Raw materials used in Herbal Cosmetics.pptx
Raw materials used in Herbal Cosmetics.pptxRaw materials used in Herbal Cosmetics.pptx
Raw materials used in Herbal Cosmetics.pptx
 
MULTIDISCIPLINRY NATURE OF THE ENVIRONMENTAL STUDIES.pptx
MULTIDISCIPLINRY NATURE OF THE ENVIRONMENTAL STUDIES.pptxMULTIDISCIPLINRY NATURE OF THE ENVIRONMENTAL STUDIES.pptx
MULTIDISCIPLINRY NATURE OF THE ENVIRONMENTAL STUDIES.pptx
 
Model Call Girl in Tilak Nagar Delhi reach out to us at 🔝9953056974🔝
Model Call Girl in Tilak Nagar Delhi reach out to us at 🔝9953056974🔝Model Call Girl in Tilak Nagar Delhi reach out to us at 🔝9953056974🔝
Model Call Girl in Tilak Nagar Delhi reach out to us at 🔝9953056974🔝
 
Incoming and Outgoing Shipments in 3 STEPS Using Odoo 17
Incoming and Outgoing Shipments in 3 STEPS Using Odoo 17Incoming and Outgoing Shipments in 3 STEPS Using Odoo 17
Incoming and Outgoing Shipments in 3 STEPS Using Odoo 17
 

Learning MapReduce via Cottonballs

  • 1. The Cottonball Demo "I just don't get this MapReduce thing"

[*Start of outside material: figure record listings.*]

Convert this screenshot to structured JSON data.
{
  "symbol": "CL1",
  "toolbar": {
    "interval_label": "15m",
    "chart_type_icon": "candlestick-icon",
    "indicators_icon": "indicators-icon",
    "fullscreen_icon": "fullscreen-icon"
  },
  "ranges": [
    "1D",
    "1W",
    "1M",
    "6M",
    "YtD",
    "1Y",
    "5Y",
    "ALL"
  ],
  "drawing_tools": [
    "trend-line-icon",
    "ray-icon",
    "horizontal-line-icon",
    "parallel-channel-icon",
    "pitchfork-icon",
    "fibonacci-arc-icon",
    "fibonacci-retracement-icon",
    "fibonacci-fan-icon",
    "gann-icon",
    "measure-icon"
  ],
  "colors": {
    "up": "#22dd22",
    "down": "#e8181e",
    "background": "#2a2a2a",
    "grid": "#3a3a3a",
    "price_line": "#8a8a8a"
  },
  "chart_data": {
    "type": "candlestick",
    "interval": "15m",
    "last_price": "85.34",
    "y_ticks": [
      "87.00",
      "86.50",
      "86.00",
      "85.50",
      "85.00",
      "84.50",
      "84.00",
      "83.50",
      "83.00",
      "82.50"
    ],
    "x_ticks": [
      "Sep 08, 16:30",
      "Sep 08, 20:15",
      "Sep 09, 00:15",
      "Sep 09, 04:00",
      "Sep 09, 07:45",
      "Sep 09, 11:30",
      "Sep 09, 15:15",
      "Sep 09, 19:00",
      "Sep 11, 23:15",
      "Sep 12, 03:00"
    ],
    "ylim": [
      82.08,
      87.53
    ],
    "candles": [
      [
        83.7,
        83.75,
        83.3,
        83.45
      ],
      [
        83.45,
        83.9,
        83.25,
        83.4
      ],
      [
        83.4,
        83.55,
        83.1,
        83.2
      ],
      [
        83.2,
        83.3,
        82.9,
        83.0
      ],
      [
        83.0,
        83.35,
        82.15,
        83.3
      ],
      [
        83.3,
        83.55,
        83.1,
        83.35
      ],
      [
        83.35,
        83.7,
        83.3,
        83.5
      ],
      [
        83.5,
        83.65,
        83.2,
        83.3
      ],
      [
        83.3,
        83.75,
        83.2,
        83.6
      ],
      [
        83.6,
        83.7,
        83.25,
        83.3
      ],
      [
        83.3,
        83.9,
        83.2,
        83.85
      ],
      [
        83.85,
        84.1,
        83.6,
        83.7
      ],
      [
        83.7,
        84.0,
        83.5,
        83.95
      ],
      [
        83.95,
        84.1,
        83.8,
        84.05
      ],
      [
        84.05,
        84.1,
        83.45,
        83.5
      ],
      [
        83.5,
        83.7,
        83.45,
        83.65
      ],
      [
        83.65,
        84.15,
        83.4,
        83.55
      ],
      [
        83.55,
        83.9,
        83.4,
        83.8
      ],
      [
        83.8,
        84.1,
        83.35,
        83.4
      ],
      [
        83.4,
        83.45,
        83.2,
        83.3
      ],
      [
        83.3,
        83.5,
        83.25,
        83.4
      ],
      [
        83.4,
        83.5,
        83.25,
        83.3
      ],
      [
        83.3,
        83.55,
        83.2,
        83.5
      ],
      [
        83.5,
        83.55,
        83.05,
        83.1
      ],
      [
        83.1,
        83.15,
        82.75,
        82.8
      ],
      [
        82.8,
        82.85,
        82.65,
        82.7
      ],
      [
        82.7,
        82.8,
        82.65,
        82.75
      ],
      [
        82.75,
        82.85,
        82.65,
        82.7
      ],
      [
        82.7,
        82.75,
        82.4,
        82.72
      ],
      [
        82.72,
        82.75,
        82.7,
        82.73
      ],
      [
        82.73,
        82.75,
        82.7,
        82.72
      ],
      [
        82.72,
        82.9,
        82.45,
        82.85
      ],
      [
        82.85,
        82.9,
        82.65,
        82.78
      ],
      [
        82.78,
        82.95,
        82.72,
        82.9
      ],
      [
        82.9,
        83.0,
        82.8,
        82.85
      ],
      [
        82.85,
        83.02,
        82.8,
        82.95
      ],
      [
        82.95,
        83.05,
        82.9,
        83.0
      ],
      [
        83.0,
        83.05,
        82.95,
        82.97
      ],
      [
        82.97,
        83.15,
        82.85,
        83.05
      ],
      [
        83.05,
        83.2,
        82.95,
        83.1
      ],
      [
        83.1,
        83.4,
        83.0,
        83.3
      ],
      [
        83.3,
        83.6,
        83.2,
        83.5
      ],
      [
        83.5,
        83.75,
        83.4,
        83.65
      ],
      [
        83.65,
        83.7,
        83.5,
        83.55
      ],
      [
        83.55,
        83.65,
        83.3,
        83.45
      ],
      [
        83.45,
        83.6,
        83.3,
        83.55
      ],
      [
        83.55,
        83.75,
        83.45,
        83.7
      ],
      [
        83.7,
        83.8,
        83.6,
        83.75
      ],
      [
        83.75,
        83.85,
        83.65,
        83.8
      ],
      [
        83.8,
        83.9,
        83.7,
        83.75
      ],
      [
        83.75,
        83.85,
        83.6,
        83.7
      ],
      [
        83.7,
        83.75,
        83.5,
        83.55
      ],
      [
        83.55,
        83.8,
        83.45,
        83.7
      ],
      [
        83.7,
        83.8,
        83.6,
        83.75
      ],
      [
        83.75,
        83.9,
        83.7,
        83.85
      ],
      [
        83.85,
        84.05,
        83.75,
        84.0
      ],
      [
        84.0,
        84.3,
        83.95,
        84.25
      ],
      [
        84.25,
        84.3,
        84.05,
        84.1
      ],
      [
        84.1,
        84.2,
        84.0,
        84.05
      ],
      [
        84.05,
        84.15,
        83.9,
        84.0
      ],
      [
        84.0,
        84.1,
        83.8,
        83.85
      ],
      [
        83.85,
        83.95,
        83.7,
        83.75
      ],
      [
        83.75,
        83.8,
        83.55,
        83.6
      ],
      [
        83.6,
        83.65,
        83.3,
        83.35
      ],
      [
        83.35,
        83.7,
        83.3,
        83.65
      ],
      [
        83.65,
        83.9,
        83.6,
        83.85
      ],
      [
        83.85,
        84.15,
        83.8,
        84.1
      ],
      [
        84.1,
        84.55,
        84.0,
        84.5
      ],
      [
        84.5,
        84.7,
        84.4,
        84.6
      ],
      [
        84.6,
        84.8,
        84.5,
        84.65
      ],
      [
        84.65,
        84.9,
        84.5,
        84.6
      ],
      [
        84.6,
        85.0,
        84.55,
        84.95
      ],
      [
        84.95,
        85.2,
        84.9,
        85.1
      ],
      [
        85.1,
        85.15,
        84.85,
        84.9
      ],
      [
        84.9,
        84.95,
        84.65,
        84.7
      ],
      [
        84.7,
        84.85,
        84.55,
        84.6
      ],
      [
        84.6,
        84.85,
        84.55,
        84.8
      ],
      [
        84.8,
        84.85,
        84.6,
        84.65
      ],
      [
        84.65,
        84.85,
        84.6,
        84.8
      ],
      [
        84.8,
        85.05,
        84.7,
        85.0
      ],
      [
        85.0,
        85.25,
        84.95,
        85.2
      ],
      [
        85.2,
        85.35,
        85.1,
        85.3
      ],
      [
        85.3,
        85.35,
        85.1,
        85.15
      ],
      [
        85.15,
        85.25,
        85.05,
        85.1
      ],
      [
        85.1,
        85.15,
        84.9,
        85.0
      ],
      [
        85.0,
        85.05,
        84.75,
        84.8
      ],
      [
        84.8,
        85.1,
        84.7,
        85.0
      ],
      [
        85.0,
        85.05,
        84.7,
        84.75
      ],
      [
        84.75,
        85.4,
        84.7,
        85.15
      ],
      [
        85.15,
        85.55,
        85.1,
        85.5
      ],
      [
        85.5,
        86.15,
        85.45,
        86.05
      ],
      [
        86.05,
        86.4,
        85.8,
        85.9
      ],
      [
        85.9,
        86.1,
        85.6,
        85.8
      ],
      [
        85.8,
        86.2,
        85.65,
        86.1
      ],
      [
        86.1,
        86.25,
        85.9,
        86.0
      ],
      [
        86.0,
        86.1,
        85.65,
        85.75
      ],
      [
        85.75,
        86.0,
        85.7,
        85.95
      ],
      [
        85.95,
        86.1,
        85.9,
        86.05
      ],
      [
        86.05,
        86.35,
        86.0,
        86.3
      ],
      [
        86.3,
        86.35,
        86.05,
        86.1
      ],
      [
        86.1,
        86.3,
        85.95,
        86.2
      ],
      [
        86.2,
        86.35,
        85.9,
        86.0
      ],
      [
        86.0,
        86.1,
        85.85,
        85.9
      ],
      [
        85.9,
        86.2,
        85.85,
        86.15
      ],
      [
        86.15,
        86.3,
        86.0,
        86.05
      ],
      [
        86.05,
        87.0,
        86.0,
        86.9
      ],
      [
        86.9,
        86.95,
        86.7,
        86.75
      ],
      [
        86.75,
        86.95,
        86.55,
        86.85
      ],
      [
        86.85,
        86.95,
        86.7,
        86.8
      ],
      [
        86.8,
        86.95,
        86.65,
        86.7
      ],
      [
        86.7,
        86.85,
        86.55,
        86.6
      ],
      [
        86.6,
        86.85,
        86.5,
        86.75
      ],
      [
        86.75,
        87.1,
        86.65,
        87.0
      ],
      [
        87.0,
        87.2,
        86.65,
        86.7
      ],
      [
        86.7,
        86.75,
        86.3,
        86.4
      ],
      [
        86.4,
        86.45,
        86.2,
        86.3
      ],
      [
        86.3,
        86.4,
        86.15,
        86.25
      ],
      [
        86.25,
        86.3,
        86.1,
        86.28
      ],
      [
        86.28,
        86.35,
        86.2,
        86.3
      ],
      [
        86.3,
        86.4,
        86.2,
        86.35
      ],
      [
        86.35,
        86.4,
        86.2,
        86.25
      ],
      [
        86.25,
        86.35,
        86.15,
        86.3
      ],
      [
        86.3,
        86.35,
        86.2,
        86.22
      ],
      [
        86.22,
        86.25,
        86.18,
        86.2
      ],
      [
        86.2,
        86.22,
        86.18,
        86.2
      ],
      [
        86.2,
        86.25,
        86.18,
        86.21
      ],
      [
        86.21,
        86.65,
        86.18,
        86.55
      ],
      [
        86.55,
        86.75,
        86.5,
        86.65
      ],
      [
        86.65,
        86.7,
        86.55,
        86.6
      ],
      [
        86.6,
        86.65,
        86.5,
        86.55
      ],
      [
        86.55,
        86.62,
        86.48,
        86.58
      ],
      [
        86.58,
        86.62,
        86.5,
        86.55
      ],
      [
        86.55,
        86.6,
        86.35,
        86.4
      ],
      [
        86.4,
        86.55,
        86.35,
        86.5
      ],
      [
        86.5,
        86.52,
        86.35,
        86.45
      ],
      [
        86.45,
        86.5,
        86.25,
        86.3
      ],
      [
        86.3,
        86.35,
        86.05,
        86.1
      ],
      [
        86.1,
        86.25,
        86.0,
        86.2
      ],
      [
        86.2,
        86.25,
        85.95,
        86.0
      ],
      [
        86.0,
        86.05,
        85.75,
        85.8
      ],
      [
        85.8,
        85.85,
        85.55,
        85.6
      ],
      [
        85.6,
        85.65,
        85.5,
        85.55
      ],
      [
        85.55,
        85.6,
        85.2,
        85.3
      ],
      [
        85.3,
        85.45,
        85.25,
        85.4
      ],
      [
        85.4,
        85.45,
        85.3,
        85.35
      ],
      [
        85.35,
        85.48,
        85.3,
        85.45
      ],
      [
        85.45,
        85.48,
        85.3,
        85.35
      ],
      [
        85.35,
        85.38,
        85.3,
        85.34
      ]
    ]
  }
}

  • 2. The File This isn't a bag of cottonballs. It's a file.
  • 3. Input Splits One split (~HDFS block) is kept on one node The other split (~HDFS block) is kept on another node. Will two students please each take one input split?

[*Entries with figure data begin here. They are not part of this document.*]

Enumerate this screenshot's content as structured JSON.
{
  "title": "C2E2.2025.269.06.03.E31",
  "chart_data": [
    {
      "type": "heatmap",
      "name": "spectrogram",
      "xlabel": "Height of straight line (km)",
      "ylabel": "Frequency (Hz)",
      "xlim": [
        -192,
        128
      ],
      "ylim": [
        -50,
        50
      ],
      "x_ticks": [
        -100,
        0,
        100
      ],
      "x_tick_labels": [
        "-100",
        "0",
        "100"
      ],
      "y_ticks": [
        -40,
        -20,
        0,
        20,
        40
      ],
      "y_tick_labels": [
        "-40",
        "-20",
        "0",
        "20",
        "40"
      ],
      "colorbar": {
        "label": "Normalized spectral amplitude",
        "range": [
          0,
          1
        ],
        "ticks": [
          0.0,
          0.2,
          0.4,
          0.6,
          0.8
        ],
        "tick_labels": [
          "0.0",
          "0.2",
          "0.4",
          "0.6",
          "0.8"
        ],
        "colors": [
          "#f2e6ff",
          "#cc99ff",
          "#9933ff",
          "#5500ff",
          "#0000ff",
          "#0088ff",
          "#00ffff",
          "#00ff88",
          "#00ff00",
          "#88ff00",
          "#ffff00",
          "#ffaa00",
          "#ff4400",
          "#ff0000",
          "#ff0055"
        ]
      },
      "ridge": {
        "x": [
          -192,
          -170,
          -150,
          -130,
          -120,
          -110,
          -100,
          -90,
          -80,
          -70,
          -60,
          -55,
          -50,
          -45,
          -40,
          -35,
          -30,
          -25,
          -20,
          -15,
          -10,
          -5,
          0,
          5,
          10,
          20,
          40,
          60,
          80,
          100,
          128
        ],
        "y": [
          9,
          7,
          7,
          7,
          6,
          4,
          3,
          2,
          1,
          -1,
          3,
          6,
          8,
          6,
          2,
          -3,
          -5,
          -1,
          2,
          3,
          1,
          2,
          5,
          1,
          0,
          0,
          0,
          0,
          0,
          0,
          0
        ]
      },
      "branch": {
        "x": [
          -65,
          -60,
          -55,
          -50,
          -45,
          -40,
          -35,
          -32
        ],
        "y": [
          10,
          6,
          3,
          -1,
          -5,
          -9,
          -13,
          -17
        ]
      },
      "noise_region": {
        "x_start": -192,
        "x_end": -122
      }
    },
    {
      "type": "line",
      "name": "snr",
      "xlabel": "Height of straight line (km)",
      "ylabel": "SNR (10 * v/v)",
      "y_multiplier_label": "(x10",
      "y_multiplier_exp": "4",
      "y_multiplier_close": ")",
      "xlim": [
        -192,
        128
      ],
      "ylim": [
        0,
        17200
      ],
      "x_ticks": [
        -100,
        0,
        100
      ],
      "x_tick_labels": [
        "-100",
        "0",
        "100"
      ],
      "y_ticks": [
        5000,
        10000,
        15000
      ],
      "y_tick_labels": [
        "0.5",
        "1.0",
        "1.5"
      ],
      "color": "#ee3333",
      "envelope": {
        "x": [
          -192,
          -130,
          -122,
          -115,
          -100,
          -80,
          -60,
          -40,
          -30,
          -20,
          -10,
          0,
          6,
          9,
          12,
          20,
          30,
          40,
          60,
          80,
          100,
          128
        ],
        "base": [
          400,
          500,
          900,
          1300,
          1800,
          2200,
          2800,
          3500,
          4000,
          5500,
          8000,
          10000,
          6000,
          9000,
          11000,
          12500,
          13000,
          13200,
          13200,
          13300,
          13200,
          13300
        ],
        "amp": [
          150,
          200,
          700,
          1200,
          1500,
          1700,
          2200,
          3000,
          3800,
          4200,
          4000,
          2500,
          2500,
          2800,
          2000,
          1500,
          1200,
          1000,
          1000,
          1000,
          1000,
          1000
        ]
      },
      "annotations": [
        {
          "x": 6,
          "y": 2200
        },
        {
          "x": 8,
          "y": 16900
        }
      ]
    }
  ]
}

  • 4. map() -> partition by size On your input split, please group by size. Note, you can group your split by size at the same time someone else can do their split.
  • 5. reduce() Items of the same size are grouped together into a partition. Each partition is then passed to a reducer. The black line indicates the splits to the mappers. The blue lines delineate the partitions to the reducers. The reducer can do anything: it can count, aggregate, explode, whatever. Also with this example, note the skew. The reducers with the small balls have more work.

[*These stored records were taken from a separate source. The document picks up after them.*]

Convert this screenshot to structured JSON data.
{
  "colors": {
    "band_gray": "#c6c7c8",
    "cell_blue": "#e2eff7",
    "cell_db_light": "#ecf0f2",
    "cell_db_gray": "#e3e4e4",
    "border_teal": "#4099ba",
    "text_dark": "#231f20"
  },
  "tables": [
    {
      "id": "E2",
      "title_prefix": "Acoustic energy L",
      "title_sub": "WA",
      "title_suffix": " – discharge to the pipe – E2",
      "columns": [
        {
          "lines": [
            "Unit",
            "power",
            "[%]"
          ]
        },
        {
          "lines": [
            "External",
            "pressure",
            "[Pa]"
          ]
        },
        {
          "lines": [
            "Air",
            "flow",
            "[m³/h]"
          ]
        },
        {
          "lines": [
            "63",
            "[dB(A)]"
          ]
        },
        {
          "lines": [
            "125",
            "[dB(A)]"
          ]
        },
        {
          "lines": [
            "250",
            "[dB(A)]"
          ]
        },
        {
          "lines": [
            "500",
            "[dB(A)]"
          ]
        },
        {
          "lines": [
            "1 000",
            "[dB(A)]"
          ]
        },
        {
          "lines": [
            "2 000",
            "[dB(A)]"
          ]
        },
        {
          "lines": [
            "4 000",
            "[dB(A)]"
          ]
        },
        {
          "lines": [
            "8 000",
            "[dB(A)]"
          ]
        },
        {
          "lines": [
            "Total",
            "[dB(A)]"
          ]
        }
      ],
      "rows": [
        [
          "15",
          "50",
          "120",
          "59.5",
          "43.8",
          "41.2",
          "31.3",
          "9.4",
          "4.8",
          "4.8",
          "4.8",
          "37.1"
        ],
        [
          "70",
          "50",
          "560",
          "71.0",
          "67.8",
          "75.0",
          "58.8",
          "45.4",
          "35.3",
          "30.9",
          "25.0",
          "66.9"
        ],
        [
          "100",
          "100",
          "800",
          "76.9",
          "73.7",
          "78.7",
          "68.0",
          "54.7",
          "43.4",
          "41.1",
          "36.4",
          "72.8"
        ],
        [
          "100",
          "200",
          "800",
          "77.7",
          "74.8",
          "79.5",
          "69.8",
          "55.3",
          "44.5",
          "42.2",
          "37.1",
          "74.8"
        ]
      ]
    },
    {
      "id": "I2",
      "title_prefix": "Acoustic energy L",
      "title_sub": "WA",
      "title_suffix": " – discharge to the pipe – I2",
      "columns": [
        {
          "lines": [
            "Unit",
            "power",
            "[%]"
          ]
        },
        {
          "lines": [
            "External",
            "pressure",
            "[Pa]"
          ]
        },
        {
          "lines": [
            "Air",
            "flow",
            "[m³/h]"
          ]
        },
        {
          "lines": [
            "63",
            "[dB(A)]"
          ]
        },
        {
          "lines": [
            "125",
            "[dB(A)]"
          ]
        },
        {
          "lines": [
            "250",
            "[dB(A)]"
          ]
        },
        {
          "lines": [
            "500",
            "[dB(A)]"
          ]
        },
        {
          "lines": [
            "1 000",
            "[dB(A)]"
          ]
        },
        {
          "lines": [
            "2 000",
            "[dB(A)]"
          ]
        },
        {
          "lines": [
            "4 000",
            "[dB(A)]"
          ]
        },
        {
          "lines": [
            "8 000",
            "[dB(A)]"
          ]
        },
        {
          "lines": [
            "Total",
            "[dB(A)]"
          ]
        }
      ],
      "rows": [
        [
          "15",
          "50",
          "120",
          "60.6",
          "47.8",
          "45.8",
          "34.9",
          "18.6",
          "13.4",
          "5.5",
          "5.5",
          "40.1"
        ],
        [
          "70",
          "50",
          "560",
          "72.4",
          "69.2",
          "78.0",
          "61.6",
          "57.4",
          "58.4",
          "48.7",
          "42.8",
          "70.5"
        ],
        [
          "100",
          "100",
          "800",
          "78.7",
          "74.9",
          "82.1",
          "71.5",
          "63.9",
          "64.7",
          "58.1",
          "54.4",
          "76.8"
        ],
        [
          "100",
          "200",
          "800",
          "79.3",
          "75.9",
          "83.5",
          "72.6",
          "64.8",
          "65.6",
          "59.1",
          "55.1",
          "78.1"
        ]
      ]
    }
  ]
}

  • 6. map() -> Partition by color Because we have flexibility in our storage format and our query structure, we can run a completely different mapper on the same data at a later time. Will two students please now group the input splits by color?
  • 7. Another reducer Like in the last example, groups from each mapper are passed to the same reducer. In this example, there are more partitions, but less skew. That's okay.
  • 8. We like MapReduce because... ● Flexibility: We can process the data as it's stored, rather than have to anticipate how it'll be queried ● Scalability: The same simple instructions will work on dump-trucks full of cottonballs and more people to sort through them. ● Economy: We can predict the performance of larger operations processes with smaller amounts of data and workers. ● Versatility: The same demo works on legos, candies, and baby animals.
  • 9. MapReduce has issues because... ● Schema is applied during the query, so this makes for a more complex query. ● Issues like skew require developers to be mindful.